Fresh dill sprig or 1 tablespoon dried dill seed

1 or 2 cloves garlic

1 or 2 dried red peppers

1/4 teaspoon potassium alum powder (also known as tawas)

Stuff as many cucumbers in a jar as you can.

Heat vinegar and water to boiling point. Keep vinegar boiling as you fill jars.

Pour vinegar into jars, one at a time. Wipe rim of jar and lid pieces to remove any moisture. Seal with lids. (Keep the lids in hot water the whole time. Do not boil the water for the lids.)

When jars cool, you’ll hear lids pop. That’s when you know lids have been sealed.

Store for at least a couple of months to cure.

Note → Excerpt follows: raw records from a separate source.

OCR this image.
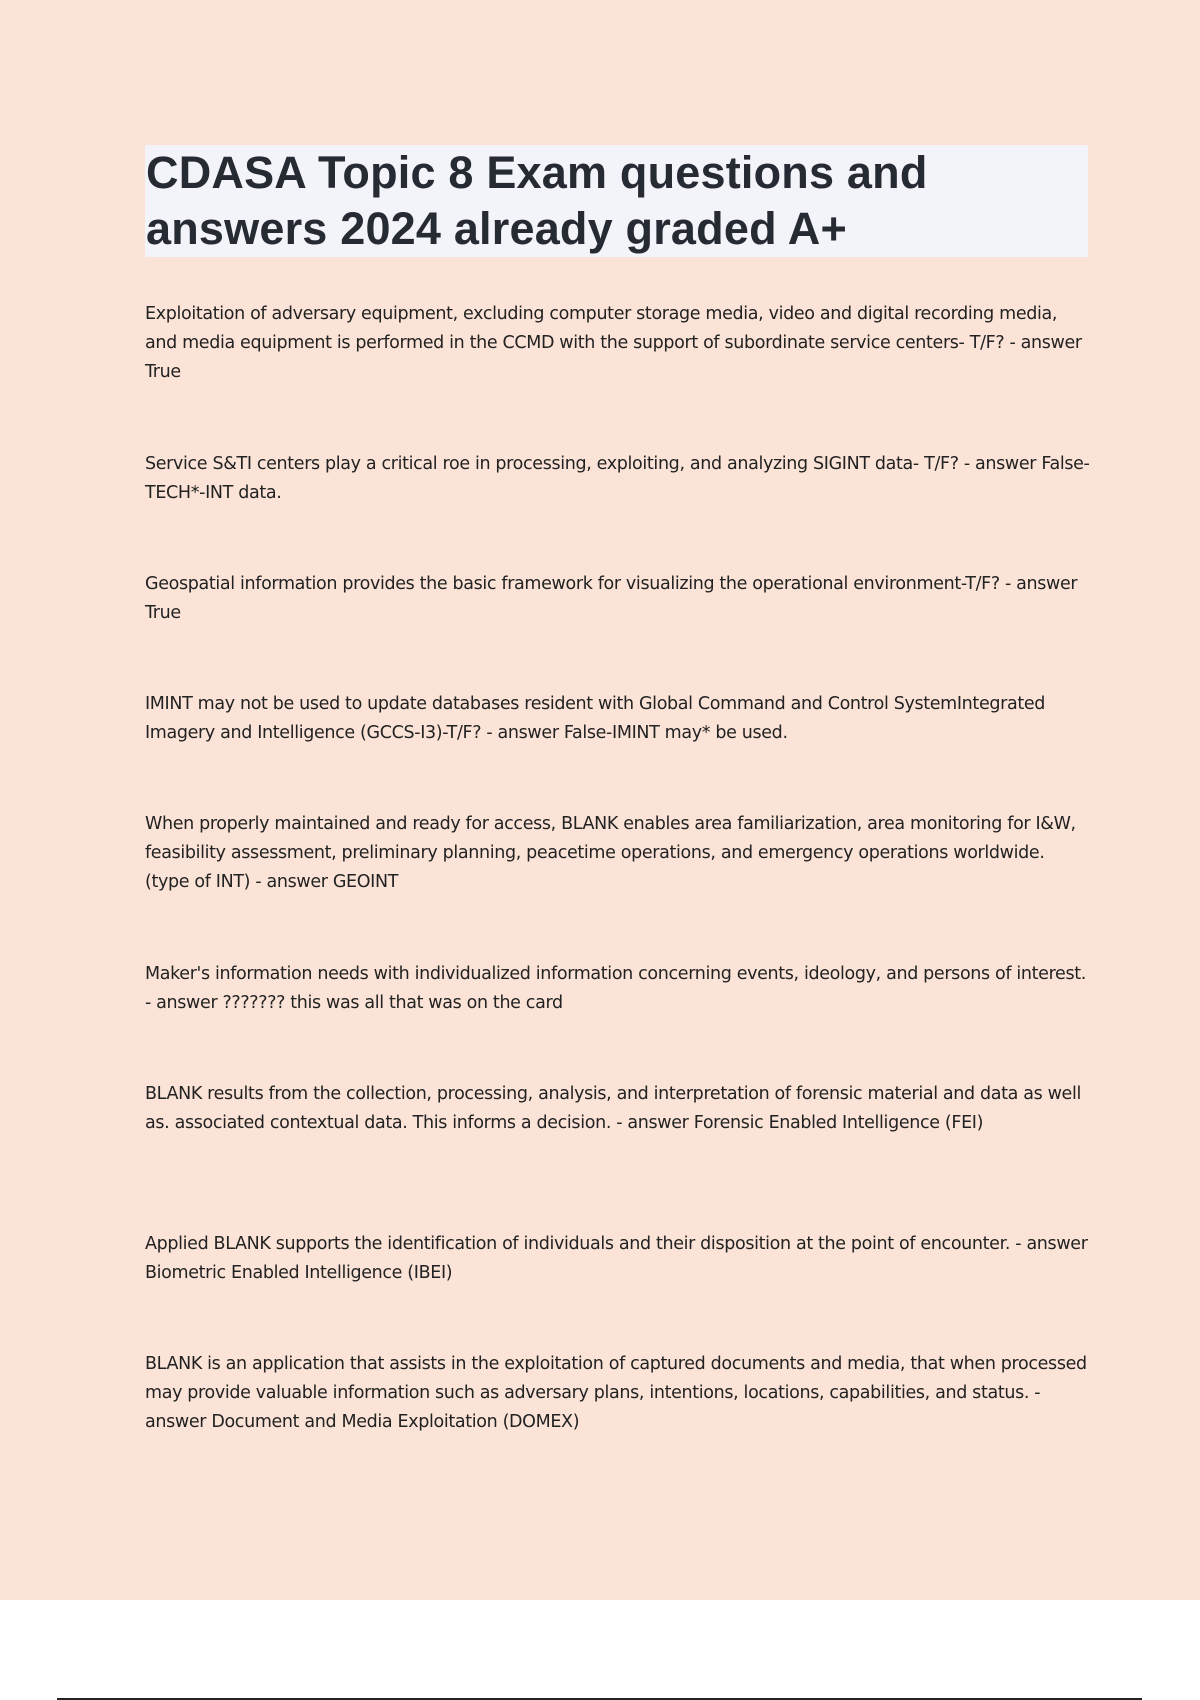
CDASA Topic 8 Exam questions and answers 2024 already graded A+

Exploitation of adversary equipment, excluding computer storage media, video and digital recording media, and media equipment is performed in the CCMD with the support of subordinate service centers- T/F? - answer True

Service S&TI centers play a critical roe in processing, exploiting, and analyzing SIGINT data- T/F? - answer False- TECH*-INT data.

Geospatial information provides the basic framework for visualizing the operational environment-T/F? - answer True

IMINT may not be used to update databases resident with Global Command and Control SystemIntegrated Imagery and Intelligence (GCCS-I3)-T/F? - answer False-IMINT may* be used.

When properly maintained and ready for access, BLANK enables area familiarization, area monitoring for I&W, feasibility assessment, preliminary planning, peacetime operations, and emergency operations worldwide. (type of INT) - answer GEOINT

Maker's information needs with individualized information concerning events, ideology, and persons of interest. - answer ??????? this was all that was on the card

BLANK results from the collection, processing, analysis, and interpretation of forensic material and data as well as. associated contextual data. This informs a decision. - answer Forensic Enabled Intelligence (FEI)

Applied BLANK supports the identification of individuals and their disposition at the point of encounter. - answer Biometric Enabled Intelligence (IBEI)

BLANK is an application that assists in the exploitation of captured documents and media, that when processed may provide valuable information such as adversary plans, intentions, locations, capabilities, and status. - answer Document and Media Exploitation (DOMEX)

Double batch makes 5 quarts; 1 gallon vinegar makes 15 quarts; 1 bushel makes about 43 quarts

Quick Pickled Jalapeno Rings

3/4 cup water

3/4 cup distilled white vinegar

3 tablespoons white sugar

1 tablespoon kosher salt

1 clove garlic, crushed

1/2 teaspoon oregano

10 large jalapeno peppers, sliced into rings

Combine water, vinegar, sugar, kosher salt, garlic, and oregano in a saucepan over high heat. Let mixture cool for 10 minutes.

Pack peppers into canning jars using tongs, cover with vinegar mixture, cover and refrigerate until needed.